Senate Bill 44, which aimed at offering a warning and later a murder charge for fentanyl dealers, failed to advance out of the Senate Public Safety Committee because some politicians were afraid to put more people behind bars, potentially creating another “war on drugs” scenario.
Hannah Wiley with the Los Angeles Times reported:
State Sen. Steven Bradford (D-Gardena) said the proposal was reminiscent of the tough-on-crime era of the 1980s and ’90s that led to thousands of Black and brown people serving life sentences for drug offenses.
“Simply making it easier to prosecute someone for murder will not address or solve this problem,” Bradford said.
“I was around during the crack cocaine epidemic, and this is really very similar to the hysteria around crack cocaine,” said Assemblymember Reggie Jones-Sawyer, a Los Angeles Democrat who chairs the Public Safety Committee. “And we rushed to come up with a solution, instead of looking at it from both a public health crisis and a public safety crisis and to bring them both together.”
So, what does Senate Bill 44 do?
Senate Bill 44 would require the court to warn convicted fentanyl dealers that their fake Oxycontin or Xanax pills can kill — and that if they keep selling the drugs and someone dies from a fentanyl overdose, they could be prosecuted for homicide.
Fentanyl is the leading cause of death among those ages 18-45, claiming more young lives than COVID-19, car accidents, or suicide. And in California alone, there were 5,700 fentanyl deaths in 2021.

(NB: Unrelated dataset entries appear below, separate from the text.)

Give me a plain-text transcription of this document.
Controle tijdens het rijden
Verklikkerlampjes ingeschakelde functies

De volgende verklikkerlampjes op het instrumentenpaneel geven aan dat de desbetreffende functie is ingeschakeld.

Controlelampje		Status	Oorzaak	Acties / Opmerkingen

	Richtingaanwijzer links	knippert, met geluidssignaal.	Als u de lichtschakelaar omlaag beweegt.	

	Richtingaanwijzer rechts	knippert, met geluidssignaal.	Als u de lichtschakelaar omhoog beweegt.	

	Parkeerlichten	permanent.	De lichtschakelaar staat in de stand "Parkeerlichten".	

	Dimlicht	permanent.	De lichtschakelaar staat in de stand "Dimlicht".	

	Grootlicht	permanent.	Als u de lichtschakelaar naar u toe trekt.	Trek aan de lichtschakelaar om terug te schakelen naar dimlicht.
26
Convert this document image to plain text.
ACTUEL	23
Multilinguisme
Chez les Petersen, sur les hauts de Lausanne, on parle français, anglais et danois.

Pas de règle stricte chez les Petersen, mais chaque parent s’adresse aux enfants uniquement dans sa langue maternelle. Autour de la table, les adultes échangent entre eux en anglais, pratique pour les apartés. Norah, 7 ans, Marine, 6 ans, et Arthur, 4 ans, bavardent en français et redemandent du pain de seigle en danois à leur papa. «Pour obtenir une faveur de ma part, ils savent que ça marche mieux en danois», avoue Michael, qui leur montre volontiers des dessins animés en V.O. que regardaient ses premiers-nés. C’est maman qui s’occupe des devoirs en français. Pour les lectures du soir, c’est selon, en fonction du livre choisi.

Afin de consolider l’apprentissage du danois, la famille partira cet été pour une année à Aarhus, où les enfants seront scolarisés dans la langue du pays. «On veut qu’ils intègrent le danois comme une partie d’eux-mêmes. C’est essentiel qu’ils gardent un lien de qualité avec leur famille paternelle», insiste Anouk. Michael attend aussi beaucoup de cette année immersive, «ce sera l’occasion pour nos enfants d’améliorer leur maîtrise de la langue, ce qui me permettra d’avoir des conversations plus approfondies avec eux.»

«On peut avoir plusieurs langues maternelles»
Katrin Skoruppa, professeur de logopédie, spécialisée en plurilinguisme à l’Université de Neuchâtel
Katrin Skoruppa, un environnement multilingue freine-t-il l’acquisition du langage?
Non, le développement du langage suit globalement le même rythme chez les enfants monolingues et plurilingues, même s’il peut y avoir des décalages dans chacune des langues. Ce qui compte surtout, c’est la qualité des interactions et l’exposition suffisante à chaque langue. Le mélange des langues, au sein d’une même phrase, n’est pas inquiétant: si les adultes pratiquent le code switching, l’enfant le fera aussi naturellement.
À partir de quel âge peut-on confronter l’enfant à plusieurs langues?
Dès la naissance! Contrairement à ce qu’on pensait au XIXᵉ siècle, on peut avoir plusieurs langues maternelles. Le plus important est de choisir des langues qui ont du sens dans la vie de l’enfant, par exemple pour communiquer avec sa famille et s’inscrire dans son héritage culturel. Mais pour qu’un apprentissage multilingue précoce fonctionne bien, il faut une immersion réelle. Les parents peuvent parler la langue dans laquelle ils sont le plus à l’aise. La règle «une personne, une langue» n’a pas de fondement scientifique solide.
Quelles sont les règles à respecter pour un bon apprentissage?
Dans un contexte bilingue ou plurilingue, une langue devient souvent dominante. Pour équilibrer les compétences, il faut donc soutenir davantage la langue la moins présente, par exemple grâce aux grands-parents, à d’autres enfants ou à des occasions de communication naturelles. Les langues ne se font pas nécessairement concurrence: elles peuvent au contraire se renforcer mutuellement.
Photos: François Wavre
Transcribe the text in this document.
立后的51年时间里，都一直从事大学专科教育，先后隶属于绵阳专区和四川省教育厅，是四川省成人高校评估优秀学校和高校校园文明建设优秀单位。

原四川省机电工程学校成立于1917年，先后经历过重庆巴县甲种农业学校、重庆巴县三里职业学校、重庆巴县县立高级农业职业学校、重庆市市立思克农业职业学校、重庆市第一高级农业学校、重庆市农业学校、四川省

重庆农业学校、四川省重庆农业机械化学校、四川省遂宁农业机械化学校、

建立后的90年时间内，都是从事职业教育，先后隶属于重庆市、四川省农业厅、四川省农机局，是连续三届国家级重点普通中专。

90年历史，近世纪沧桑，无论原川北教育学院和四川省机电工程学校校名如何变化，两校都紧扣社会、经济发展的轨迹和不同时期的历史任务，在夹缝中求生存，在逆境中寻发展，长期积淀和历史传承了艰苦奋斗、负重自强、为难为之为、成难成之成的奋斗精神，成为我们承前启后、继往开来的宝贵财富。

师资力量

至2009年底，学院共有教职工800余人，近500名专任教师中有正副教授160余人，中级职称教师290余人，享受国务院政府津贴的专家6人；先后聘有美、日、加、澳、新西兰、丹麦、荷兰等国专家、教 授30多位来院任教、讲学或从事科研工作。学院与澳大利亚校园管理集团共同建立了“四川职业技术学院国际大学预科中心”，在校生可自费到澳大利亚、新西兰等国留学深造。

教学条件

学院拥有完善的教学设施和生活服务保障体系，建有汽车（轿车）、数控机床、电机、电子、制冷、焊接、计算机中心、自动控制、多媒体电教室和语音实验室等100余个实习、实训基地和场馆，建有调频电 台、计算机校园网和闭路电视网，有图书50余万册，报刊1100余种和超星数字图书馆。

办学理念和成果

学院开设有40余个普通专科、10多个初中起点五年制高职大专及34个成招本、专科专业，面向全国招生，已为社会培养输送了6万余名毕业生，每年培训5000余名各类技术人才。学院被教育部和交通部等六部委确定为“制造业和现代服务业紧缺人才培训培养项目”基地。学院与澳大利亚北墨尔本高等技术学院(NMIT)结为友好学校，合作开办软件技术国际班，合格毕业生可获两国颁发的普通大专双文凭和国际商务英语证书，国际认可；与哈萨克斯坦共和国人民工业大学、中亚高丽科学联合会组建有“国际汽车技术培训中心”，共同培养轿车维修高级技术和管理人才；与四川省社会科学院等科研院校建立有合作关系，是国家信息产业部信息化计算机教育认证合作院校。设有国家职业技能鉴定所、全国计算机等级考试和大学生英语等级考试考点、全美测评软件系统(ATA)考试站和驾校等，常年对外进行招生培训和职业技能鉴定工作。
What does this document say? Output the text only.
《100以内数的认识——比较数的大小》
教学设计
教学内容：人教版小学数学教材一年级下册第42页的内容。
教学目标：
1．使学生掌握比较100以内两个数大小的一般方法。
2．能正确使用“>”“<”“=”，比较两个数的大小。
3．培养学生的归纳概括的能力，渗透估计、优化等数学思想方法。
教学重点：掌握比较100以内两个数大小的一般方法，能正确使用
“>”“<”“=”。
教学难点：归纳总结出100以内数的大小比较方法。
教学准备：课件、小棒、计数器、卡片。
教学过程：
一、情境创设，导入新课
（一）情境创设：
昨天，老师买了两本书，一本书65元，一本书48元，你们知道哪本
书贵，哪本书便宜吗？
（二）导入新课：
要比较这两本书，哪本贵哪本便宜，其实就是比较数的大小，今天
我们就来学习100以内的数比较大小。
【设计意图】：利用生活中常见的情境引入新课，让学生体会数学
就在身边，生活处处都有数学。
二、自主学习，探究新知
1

This past year, the California State Legislature and Governor Gavin Newsom supported and signed legislation that allowed private citizens to sue gun makers and sellers for deaths and injuries caused by gun violence.
Yet, the Legislature can’t let judges offer a mere warning to drug dealers who cause more than 5,700 deaths yearly in California. If that warning is ignored, then dealers would be charged with murder as their drug is assumed responsible for the death of the user- a similar logic to the gun maker & seller lawsuit legislature. But instead of being an easy pass, this hard stance on drug control has failed to advance because legislators don’t want more people in jail.
The message to the voters now is that Fentanyl eradication isn’t a priority, and young people ending up six feet under is the acceptable alternative!